Your points seem to consider only the SAO game itself, and not the looming threat of death that was hanging over the players at all times. While the game world was fantastic, and people were much more powerful than in real life, being forced to play and having their real brains fried on death in-game really tilts the scales in the other direction.

Through the course of that arc, we've seen countless people die facing monsters and bosses, and others taking their own lives due to many of their close friends dying. Even the people not on the front lines needed to make a living, which either meant trade jobs, or dungeon farming. Assuming the dungeons they targeted were risk-free enough due to level advantage, it would still become a very monotonous and routine life. This could have significant mental effects since they were trapped for over 2 years, forced out from their real lives where they had various obligations and people to go back to.

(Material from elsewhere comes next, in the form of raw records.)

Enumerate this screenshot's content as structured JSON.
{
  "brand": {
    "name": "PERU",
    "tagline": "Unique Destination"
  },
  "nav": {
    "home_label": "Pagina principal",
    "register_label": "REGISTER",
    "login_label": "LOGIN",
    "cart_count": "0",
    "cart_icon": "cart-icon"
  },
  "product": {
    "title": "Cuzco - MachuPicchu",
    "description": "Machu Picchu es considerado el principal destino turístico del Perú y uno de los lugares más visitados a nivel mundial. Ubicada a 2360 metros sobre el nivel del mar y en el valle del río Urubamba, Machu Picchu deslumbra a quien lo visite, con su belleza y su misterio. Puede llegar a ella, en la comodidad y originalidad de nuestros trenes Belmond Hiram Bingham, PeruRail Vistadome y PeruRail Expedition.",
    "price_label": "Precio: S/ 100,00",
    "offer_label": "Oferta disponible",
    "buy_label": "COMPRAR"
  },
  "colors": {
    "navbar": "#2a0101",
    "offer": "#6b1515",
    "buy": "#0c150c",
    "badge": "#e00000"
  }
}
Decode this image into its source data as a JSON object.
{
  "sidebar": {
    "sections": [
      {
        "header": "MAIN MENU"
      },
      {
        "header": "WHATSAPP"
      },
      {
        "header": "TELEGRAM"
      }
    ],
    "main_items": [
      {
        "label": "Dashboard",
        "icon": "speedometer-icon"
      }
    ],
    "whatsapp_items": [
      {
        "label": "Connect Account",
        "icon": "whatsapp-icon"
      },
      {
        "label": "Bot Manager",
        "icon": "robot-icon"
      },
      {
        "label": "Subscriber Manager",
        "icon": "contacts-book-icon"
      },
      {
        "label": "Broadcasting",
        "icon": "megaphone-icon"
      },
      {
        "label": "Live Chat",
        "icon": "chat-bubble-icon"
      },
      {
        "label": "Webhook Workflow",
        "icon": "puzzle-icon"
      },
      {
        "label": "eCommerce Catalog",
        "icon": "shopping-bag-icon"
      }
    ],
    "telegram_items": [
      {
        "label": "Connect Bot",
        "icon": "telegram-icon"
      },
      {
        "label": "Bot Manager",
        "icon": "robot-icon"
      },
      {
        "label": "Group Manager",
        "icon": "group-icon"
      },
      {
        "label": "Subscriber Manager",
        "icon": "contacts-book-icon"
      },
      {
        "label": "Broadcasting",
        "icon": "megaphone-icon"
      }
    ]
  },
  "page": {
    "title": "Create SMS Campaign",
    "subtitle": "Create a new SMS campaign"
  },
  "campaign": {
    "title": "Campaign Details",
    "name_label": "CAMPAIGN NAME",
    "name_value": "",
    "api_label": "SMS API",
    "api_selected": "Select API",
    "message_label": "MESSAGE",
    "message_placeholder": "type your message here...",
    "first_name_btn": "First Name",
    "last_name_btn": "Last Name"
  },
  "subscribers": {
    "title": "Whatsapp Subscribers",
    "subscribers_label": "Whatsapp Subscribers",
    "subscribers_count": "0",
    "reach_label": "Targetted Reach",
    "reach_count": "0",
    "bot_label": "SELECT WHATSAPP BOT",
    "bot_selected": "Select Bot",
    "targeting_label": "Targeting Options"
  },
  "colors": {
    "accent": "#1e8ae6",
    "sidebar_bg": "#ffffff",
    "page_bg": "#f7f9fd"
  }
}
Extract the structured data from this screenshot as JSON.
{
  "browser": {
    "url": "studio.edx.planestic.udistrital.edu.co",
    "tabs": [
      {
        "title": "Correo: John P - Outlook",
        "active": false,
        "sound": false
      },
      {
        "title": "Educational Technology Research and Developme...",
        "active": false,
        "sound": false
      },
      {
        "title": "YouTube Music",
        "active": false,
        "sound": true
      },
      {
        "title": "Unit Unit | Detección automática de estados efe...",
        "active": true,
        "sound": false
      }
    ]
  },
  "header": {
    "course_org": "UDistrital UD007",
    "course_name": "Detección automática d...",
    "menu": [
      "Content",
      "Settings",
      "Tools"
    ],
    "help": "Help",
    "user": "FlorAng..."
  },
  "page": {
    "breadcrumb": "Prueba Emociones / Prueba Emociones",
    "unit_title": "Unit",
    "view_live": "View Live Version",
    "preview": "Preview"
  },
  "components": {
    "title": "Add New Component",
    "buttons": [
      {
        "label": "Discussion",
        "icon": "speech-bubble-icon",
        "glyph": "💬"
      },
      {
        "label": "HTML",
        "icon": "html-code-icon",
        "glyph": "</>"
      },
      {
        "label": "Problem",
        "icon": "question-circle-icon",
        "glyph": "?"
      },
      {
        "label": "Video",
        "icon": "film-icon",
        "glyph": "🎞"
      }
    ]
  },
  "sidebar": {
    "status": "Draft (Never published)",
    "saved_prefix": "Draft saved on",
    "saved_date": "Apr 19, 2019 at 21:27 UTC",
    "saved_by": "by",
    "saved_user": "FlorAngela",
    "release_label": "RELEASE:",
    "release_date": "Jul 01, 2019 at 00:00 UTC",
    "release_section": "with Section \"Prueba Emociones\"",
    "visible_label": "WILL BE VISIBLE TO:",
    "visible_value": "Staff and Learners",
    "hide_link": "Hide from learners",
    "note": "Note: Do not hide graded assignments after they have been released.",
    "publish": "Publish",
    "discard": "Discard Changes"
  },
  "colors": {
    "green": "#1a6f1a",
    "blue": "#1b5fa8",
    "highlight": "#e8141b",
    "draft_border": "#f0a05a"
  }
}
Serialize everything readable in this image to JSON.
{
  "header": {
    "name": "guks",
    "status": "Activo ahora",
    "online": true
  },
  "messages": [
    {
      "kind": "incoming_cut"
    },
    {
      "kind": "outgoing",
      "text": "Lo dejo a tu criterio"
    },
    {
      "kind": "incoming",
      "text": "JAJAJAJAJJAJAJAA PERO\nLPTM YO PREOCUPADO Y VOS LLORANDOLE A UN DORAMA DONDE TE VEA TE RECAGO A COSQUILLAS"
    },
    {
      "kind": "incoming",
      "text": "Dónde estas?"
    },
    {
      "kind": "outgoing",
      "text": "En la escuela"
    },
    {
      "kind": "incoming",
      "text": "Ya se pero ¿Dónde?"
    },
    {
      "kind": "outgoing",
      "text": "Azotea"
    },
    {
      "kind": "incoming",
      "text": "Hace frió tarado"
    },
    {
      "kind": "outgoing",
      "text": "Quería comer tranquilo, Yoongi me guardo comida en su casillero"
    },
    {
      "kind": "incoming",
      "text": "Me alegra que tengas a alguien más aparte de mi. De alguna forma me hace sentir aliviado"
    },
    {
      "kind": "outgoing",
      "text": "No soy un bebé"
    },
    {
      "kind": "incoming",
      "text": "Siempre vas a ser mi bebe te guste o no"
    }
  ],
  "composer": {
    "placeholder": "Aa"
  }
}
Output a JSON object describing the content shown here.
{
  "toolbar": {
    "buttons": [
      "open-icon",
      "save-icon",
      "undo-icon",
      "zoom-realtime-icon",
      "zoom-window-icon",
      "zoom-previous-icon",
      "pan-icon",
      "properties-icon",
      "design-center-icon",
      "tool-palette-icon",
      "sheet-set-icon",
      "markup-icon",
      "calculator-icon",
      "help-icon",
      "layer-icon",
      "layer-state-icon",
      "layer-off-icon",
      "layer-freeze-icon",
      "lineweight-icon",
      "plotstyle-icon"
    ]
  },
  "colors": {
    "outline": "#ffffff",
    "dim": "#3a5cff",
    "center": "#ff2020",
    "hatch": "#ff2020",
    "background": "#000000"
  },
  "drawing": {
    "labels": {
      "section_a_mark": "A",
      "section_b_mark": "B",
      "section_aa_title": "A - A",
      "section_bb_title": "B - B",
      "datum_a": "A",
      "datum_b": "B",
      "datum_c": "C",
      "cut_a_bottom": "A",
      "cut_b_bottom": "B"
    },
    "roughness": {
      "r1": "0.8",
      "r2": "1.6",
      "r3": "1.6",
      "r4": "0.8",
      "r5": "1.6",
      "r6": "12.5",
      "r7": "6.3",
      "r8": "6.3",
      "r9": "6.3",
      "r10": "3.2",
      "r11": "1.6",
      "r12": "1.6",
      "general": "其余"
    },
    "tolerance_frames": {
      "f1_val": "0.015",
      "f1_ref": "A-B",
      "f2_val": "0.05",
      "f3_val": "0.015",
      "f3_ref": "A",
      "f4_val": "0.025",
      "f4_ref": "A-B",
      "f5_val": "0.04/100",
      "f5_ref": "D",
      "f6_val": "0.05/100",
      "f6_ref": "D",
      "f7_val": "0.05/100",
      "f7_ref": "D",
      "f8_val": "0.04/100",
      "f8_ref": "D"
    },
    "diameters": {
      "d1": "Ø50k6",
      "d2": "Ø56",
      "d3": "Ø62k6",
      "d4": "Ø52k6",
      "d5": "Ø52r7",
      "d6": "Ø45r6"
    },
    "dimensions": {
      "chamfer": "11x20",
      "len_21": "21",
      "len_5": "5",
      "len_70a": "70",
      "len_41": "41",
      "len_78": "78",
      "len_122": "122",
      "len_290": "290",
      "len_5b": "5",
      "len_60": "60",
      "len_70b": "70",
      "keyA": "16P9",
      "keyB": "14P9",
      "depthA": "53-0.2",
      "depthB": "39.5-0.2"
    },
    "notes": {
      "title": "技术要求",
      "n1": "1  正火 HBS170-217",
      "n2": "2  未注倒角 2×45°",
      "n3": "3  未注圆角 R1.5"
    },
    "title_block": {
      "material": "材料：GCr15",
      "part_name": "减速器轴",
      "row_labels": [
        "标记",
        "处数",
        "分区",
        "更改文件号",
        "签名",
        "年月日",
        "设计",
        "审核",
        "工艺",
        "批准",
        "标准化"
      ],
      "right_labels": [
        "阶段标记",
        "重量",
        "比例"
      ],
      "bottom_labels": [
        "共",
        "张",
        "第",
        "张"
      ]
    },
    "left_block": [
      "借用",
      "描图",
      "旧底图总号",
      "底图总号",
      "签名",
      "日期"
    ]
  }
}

Kirito's comments in the first episode are before it becomes a death game, so they have to be seen in that light. As for point 2, there would be a number of ways to contact the players IRL without needing a VR game (it isn't unrealistic to assume video calling software like Skype have much better features then), but yes the 'physical meeting' can only be replicated inside a virtual environment. Another thing to consider, though it doesn't really help the argument directly, SAO was released only in Japan, and we see that all the survivors are brought together by the Government for the post-game treatment, and those still in school are all transferred to the same special school.

So yeah, the trauma was sufficient to argue that no player would be happy to get back into the game after what they went through. Kirito himself dives back into ALO solely because of Asuna, and he is shown hesitating before picking the NerveGear back up.

They may eventually come to terms with it and play other games, but SAO had affected their lives very significantly.